Walka o utrzymanie w PGNiG Superlidze Kobiet będzie toczyć się do ostatniej kolejki. W tym temacie spokojna może być jedynie Olimpia-Beskid Nowy Sącz, która ma nad resztą stawki aż jedenaście punktów dystans.
Tego szczęścia nie mają szczypiornistki ze stolicy Karkonoszy i Chorzowa, które przystąpią do sobotniego meczu z nożem na gardle. Aby dalej liczyć się w grze, KPR Jelenia Góra musi w sobotę pokonać Niebieskie i liczyć na porażkę UKS PCM Kościerzyny z zespołem Góralek.
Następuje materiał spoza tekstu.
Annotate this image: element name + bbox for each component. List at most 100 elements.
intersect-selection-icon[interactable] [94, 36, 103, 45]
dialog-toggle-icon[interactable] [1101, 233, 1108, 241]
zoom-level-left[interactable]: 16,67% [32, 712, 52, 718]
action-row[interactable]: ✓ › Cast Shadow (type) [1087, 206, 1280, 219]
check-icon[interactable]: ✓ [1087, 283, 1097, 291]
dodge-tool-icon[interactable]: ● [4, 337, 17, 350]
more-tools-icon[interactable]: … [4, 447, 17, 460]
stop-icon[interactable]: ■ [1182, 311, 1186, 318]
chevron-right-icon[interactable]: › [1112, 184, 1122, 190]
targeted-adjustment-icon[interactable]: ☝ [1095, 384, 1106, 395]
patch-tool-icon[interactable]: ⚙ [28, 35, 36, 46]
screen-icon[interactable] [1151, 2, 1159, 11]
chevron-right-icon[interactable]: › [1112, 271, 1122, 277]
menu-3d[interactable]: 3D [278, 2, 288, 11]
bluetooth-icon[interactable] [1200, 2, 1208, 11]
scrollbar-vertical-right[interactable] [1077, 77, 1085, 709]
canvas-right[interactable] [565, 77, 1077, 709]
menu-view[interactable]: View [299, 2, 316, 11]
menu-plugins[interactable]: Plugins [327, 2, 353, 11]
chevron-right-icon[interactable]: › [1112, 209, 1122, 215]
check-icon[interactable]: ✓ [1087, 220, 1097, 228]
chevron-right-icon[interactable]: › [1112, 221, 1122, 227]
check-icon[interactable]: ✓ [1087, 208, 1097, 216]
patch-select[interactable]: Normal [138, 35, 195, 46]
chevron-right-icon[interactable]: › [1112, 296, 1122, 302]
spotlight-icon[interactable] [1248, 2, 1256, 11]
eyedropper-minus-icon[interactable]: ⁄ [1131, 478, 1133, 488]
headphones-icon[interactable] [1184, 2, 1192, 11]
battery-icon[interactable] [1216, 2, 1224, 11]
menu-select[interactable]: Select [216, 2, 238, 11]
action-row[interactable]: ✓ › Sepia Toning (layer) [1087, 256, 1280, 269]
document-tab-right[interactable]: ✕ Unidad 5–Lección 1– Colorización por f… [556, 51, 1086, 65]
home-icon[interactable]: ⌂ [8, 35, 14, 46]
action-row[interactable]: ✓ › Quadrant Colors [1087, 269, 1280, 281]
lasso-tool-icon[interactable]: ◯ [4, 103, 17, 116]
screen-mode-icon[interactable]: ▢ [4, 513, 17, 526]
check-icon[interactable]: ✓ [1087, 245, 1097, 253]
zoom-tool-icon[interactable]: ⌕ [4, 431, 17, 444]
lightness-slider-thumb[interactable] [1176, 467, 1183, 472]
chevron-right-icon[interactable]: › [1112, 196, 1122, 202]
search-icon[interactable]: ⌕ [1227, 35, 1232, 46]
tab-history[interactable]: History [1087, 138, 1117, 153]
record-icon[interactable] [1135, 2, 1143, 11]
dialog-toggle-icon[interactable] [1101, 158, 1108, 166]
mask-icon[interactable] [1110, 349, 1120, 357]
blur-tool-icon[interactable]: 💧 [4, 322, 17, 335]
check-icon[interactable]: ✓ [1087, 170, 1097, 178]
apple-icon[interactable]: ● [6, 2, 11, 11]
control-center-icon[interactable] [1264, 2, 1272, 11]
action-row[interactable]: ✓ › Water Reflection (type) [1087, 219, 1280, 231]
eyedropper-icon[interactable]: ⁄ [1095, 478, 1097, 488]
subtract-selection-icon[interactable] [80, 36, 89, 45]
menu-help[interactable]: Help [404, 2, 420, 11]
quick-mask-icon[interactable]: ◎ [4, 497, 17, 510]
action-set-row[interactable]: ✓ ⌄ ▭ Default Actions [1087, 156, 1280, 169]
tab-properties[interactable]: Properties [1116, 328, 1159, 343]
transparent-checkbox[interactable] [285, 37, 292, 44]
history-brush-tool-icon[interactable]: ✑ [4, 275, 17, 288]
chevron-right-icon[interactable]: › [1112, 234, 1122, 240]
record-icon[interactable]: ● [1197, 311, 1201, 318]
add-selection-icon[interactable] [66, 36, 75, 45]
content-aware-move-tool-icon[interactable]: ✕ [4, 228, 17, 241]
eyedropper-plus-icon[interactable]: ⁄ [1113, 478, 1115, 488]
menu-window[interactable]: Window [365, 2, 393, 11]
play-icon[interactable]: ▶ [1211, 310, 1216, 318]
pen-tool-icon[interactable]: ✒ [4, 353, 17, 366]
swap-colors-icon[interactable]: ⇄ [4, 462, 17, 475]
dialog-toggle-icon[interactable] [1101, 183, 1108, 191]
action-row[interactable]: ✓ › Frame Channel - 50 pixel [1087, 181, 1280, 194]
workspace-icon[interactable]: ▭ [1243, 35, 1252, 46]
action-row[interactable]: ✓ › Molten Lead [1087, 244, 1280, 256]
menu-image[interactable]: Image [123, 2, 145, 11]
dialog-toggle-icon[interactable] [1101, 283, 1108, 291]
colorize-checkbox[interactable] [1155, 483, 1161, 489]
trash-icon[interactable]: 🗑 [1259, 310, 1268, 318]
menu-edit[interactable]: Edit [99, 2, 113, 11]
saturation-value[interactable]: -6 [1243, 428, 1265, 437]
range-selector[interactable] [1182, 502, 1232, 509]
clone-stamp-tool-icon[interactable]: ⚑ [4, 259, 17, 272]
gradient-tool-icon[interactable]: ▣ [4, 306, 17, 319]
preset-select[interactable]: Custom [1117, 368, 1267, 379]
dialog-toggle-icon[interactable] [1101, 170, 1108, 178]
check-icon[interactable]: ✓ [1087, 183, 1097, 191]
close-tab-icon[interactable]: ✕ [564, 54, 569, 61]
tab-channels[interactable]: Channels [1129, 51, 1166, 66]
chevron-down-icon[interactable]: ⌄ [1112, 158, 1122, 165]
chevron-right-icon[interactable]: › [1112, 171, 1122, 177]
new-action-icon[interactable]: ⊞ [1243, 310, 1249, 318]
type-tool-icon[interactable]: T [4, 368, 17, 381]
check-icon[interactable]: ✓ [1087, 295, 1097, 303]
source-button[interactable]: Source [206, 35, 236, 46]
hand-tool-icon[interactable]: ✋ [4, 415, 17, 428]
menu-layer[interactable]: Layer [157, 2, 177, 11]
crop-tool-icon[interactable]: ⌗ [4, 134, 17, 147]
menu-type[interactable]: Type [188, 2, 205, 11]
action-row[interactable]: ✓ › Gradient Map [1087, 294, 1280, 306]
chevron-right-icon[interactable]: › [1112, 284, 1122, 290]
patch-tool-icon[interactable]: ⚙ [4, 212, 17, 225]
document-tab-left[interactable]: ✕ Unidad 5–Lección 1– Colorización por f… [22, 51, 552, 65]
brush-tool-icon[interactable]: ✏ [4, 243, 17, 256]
Co ciekawe, to właśnie wspomniany beniaminek pokrzyżował obu drużynom plany. I to od niego w dużej mierze zależy jak będzie wyglądać tabela. Aby zagrać w barażach, podopieczne trenera Mirosława Saneckiego muszą wygrać dwa mecze. A Ruch? Aby pozostać w elicie chorzowianki potrzebują jednego zwycięstwa przy jednoczesnej porażce ekipy z Kościerzyny.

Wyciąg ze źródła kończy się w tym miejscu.